Central office rents to stage rebound
Rents in other areas, especially Kowloon East, may come under pressure
Office rents in Central, which have underperformed those in other areas of the city in the past three years, will stage a recovery next year but at a moderate pace.
Rents in non-Central areas, especially in Kowloon East, on the other hand, may see downward pressure as a result of increased supply, say analysts.
Office rents in Central had just seen seven consecutive quarters of decline totalling 17 per cent and two subsequent quarters of consolidation, said Macquarie Equities Research. In the past 26 years, the average length of a rental decline cycle has been eight quarters.
"[After the decline cycle], we believe Central office rents have bottomed out," Macquarie said in a report released on Friday.
The report forecast a 3 per cent gain in Central rents next year. Rents are expected to climb 2 per cent in Wan Chai and 3 per cent in Hong Kong East.
But rents would be flat in Kowloon East and even drop 2 per cent in Tsim Sha Tsui, Macquarie estimated.
In a research report, BNP Paribas cited an improving hiring outlook in the financial sector, a potential increase in initial public offering activities, growing demand from mainland companies and a trough in the rent gap with non-Central areas as factors that would help strengthen rents in Central.
"However, non-Central districts and fringe Central face multiple headwinds such as weakening hiring from non-financial sectors, rising Kowloon East vacancies, potential vacancy increases in some fringe Central buildings and surrendered supply from the International Commerce Centre," said Patrick Wong, the author of the BNP research report.
Gary Fok, executive director of Cushman & Wakefield's commercial division in Hong Kong, said a rise in new supply in Kowloon East generated by the completion of several buildings and more investors putting their units up for lease amid an inactive investment market had begun to put pressure on rents in the district.
"With leasing demand expected to remain soft, we anticipate rents will continue to undergo a mild correction of 8 per cent in 2014, with more supply in 2015 turning the market clearly in favour of tenants," said Fok.

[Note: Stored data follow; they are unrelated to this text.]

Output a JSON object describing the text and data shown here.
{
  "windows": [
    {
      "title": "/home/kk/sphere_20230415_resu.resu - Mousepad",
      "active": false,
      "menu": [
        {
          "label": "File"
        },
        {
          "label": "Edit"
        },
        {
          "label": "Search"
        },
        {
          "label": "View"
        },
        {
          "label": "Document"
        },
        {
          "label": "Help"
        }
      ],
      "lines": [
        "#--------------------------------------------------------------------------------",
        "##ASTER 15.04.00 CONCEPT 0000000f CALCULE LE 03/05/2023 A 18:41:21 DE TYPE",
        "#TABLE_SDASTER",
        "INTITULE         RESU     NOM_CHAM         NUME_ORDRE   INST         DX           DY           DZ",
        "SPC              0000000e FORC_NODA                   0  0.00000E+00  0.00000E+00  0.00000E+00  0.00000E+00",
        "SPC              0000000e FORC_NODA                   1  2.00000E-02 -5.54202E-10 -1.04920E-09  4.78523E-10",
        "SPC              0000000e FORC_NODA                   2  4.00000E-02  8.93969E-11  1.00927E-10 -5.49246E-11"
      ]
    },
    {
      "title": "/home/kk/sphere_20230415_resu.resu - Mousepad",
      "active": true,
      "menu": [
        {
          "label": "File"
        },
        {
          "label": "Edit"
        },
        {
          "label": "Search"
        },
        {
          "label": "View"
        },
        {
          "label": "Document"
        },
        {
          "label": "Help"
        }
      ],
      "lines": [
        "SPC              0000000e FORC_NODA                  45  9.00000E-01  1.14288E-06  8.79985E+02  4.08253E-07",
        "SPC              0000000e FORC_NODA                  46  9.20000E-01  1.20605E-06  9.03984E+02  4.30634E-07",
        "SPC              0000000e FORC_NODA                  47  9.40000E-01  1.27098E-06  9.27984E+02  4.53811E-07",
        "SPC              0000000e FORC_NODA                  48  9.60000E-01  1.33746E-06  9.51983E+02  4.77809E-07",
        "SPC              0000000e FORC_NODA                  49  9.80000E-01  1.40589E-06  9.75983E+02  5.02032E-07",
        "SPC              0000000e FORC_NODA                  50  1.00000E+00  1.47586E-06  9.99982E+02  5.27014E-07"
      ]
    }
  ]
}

In "greater Central", which includes core and fringe Central areas, leasing demand this year had been primarily driven by mainland companies, law firms and finance-related institutions that needed small to medium-sized offices amid the absence of demand for prime space from major financial firms, said Cushman & Wakefield.
Some real estate fund managers are more cautious about the office market in Central in the long run.
"Office rents in Central have become more affordable after the [autumn]," Victor Yeung, managing director of real estate fund management firm Admiral Investment, said yesterday.
But buildings in Central are mostly old. In the long run, big companies, even financial firms, would gradually move to Kowloon East in the wake of the government's efforts to turn the district into a second central business district, said Yeung.